From the New York Review:

* Janet Malcolm made her reputation writing about people who didn’t know when to shut up. Most of us like to talk about ourselves, and given the faintest encouragement will say enough to wind up looking like fools when our words appear on the page. The psychoanalyst Jeffrey Moussaieff Masson told her about his many achievements, his sex life included, and then sued her for defamation when he discovered what her New Yorker reporting (republished in 1984 as In the Freud Archives) had made of him, claiming he’d been misquoted. He trusted her; he thought he’d found a sympathetic listener. He hadn’t. Nor had he been misquoted, but it took a decade and two trials to see the case off. A few years later the murderer Jeffrey MacDonald thought that he too had found such a listener in the journalist Joe McGinniss, whose contract for Fatal Vision (1983) was predicated on the access he gained by pretending to believe that MacDonald was innocent. When the killer learned what the writer really thought of him, he sued as well, and Malcolm then turned the case into her The Journalist and the Murderer (1990).

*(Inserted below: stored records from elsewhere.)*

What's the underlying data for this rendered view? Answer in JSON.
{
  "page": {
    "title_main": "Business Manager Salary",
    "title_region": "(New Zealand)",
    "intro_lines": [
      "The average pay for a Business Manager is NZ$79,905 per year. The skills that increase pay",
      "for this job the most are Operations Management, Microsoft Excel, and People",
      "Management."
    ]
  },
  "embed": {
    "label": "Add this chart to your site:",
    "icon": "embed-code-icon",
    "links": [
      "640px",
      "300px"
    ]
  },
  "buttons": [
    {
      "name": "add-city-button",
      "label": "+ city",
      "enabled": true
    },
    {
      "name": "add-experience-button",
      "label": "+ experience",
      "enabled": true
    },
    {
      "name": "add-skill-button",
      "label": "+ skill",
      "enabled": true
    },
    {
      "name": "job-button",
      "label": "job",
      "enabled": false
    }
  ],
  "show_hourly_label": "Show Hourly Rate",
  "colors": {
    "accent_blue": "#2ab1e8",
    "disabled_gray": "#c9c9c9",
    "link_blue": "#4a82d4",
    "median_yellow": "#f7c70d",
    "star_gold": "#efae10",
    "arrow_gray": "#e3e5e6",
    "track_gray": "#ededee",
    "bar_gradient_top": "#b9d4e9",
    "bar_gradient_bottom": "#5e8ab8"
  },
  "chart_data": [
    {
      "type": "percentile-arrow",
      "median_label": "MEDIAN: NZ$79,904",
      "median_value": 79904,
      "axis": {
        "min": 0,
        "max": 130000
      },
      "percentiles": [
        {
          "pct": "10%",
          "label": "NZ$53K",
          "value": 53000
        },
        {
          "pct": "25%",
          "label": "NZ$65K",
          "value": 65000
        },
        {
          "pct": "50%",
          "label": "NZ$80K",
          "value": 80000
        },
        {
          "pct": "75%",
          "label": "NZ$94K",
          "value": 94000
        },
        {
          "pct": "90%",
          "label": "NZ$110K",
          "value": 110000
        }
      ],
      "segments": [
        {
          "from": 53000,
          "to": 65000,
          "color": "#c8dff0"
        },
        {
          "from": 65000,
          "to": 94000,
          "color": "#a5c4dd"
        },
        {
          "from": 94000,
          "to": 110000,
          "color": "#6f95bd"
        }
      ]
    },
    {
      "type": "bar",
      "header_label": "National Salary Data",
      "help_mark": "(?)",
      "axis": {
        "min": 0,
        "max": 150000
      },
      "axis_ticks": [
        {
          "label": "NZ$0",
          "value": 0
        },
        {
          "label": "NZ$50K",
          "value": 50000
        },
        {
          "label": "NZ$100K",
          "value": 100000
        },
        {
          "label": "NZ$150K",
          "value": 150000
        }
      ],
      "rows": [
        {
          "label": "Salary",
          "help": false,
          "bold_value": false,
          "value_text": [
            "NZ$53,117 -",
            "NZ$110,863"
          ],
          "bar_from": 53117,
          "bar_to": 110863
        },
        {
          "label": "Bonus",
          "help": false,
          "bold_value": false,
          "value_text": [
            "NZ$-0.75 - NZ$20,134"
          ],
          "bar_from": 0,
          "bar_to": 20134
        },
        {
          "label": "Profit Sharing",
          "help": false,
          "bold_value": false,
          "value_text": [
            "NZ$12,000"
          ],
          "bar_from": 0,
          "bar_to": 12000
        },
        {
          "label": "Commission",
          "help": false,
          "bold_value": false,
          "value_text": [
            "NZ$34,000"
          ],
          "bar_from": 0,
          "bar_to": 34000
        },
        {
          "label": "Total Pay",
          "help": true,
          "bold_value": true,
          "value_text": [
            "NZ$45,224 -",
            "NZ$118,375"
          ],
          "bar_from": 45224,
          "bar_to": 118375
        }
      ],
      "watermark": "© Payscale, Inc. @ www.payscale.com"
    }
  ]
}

That book’s first sentence once made other writers angry. Now it merely seems true, or true at least of the kind of immersive reporting she practiced herself: “Every journalist who is not too stupid or too full of himself to notice what is going on knows that what he does is morally indefensible.” The writer needs to keep the subject talking, but at the same time that subject “is worriedly striving to keep the writer listening…. He lives in fear of being found uninteresting” and offers a “childish trust” to any remotely willing ear. Which the journalist then promptly betrays. Malcolm knew that, and did that, even though it troubled her; at times she wrote as though writing itself made her uneasy, as though McGinnis’s practice were but an extreme version of her own. Yet that moral calculus also made her angry, first at those fellow practitioners who refused to recognize their predatory relation to their sources, and then at the credulity of those sources themselves. Don’t these people know that writers are always selling someone out?

* Malcolm’s most characteristic material lies in the fight between members of a tightly linked group for control of the narrative that binds them, a fight between people who have come to know each other too well.